Statistics are skewed to make this case or that one. Voices are raised. The documents glaze the eyes, and some of the language is impossible to understand without a translator.

And in the end, there is no harmony. There is only racket.

Everyone needs to give a little.

- First: Title IX has been historic and effective. A godsend to girls, including my own daughters.

That does not make it immune to improvement. Its application has hurt real people, intended or not, as men's wrestling and gymnastics and swimming teams are exterminated.

It does no good to pretend that hasn't happened. Or turn scarlet -- as some women's groups have -- at the very idea Title IX should be studied to fix any leaks. As if suggesting it might be imperfect is an attack on justice.
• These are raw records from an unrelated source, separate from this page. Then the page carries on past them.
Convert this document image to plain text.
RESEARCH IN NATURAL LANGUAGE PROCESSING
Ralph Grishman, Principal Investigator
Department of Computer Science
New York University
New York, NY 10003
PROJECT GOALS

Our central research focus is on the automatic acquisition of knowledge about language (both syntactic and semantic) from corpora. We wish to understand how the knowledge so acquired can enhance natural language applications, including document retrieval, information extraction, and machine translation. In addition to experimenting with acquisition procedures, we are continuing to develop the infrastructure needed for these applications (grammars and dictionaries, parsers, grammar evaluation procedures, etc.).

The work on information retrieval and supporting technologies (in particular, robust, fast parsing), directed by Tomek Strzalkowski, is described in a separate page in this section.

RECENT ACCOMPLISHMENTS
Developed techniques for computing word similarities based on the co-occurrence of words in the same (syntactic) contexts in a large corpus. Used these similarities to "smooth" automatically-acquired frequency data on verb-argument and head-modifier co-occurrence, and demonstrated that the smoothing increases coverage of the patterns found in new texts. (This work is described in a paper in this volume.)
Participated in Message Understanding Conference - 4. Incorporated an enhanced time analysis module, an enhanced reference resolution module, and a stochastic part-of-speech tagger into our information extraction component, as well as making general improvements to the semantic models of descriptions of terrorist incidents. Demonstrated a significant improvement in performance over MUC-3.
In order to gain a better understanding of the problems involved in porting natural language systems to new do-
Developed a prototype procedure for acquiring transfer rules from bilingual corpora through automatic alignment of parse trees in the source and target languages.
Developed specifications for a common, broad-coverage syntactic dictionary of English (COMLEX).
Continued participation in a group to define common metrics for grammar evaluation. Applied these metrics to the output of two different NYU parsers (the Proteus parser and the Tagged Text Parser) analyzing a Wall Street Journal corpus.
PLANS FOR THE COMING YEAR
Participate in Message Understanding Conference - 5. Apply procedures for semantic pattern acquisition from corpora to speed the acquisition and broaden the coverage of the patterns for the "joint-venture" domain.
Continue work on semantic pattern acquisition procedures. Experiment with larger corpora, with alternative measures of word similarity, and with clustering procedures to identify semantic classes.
The Constitution is a pretty good document. It also has 27 amendments.

- Second: Football coaches need to come out of the bunker.

The cornerstone of the Title IX dilemma is how football's numbers force schools to either slash other men's sports or invent new women's sports so the number of scholarships will fit the right ratio. Football is a grant-in-aid hog. It inhales money.

The coaches say cutting football scholarships to 60 would be a disaster. What next, the single wing?

Hmmm. OK. Try cutting to 75. Or 70. You can play a football game with 70 players.

Among the roadblocks to peace in this dispute is football's obstinacy.

- Third: The concept of strict proportionality -- where scholarships must precisely match percentage of enrollment -- is not logical.

Generally, women are as interested in sports participation as men. That I can buy. But that doesn't mean a 56 percent female enrollment on one campus means the exact same level of interest as 56 percent on another.

Give the schools some wiggle room. A few percentage points up or down. It could save a wrestling team.

That's not forcing women from the playing field and back to the kitchen. It's just leaving space for common sense.

- Four: No foot-dragging by the athletic directors on enforcement of this law. If they get something -- such as flexibility in proportionality -- then they give something back. They cut a slice off the football elephant, before they go pleading poverty.

- Five: Everyone needs to remember what Title IX is, and what it isn't.

It's a guarantee that women get access to sport. And it has done wonders.

But I heard a member of the fruitcake lobby the other day carrying on about how ESPN should give women's basketball the same exposure as men, and the need for equal recruiting budgets. As if Title IX mandated equal Nielsen ratings.

And men's basketball and football didn't pay the bills.

There is no reason this can't work more smoothly. No reason that women can't continue their sport revolution. And no reason that a wrestling program needs to be purged the same time there is a campus search party out looking for 25 women willing to be on the crew team.

It takes more give, and more take. And much less rhetoric.

Mike Lopresti writes for Gannett News Service.